Mais cette contrainte ne me suffisait pas, j’ai donc demandé aux étudiantes de lire des ouvrages écrits par des hommes et aux étudiants de lire ceux de romancières. C’est là que les choses se sont compliquées quelque peu. Je connaissais bien quelques auteures, mais pas tant que cela et je me suis mis à chercher celles qui allaient me surprendre, m’étonner, me procurer un grand plaisir de lecteur… J’ai écumé le site de critiqueslibres, j’ai travaillé avec libraires et bibliothécaires et j’ai enfin trouvé quelques petits bijoux que je ne connaissais pas, dont cette fameuse Barbara Abel…

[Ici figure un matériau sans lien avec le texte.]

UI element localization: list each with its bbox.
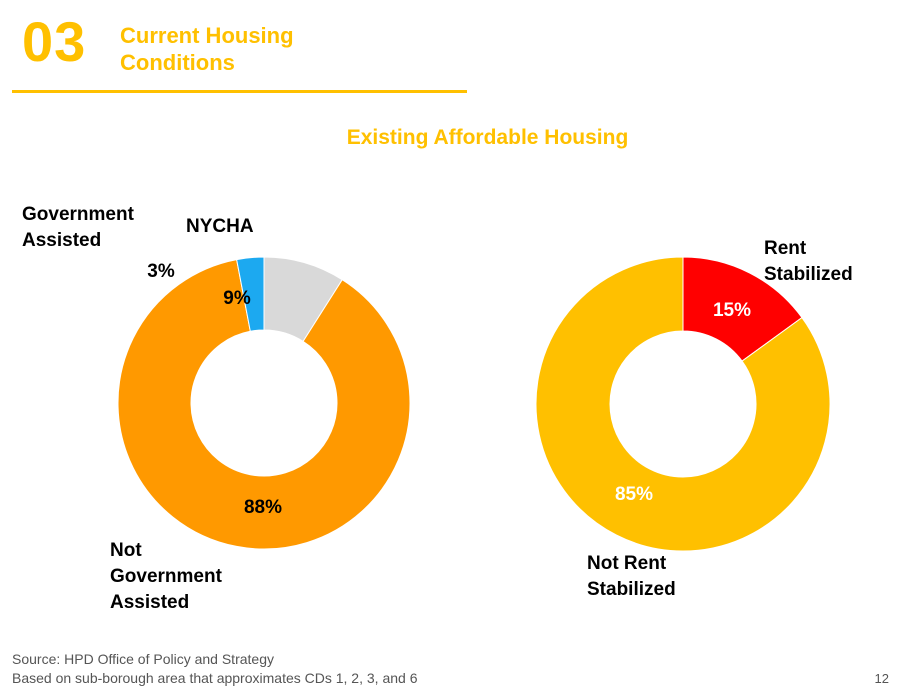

Barbara Abel, une Française ! Elle est Belge !!! Oui, c’est vrai, du coup j’ai dit à mes étudiants que nous allions intégrer les auteurs francophones, ceux qui ont écrit directement en langue française. Comme il ne s’agissait pas de prétendre que les auteurs français étaient les meilleurs, cela n’avait que fort peu d’importance si ce n’est que d’éviter des traductions… Donc, je pouvais lire un roman de cette fameuse Barbara Abel. J’ai choisi surtout celui que j’ai réussi à trouver du premier coup et ce fut La mort en écho, un petit joyau qu’il ne faut surtout pas laisser passer sans l’attraper et le lire !

Tout d’abord, il est important de préciser que ce roman est avant toute chose un excellent roman que l’on peut classer en policier, mais qui aurait sa place en roman épistolaire, en journaux intimes, en tragédie humaine, en roman psychologique, en drame social, en vie familiale… Oui, je dois avouer qu’il ne faut pas enfermer ce livre dans une boite, il mérite beaucoup plus !

Plusieurs femmes, qui écrivent toutes à la première personne, vont raconter leurs histoires. Au départ, on ne comprend pas exactement ce qui rapproche Madeleine, Marie et Manon. Elles ne vivent pas exactement à la même époque, elles semblent tenter de se construire leur petit bonheur, elles sont confrontées à la vie avec ses bons et ses moins bons aspects… Puis, on entrevoit des similitudes dans les trajectoires, dans les situations, dans des lieux de vie…

Et l’aspect policier ? En fait, au départ, on serait plus dans un thriller, avec une tension qui monte chez le lecteur au fur et à mesure qu’il comprend la vie de chacune de ces femmes… Puis la mort arrive, s’installe et pose ses questions et c’est là que l’on est indiscutablement dans un polar, dans un roman à énigme…

Enfin, il y aura un dénouement, qui n’a rien à voir avec les mises en scène de Poirot ; Arsène Lupin ou Sherlock Holmes. Ici, on est plus dans la tragédie grecque revue et corrigée et c’est probablement pour cela que j’ai adoré ce roman que j’estime être d’une très grande valeur humaine… En plus, un polar écrit par une femme, avec trois héroïnes, bien écrit, profond, touchant, bouleversant… Que demander de plus ???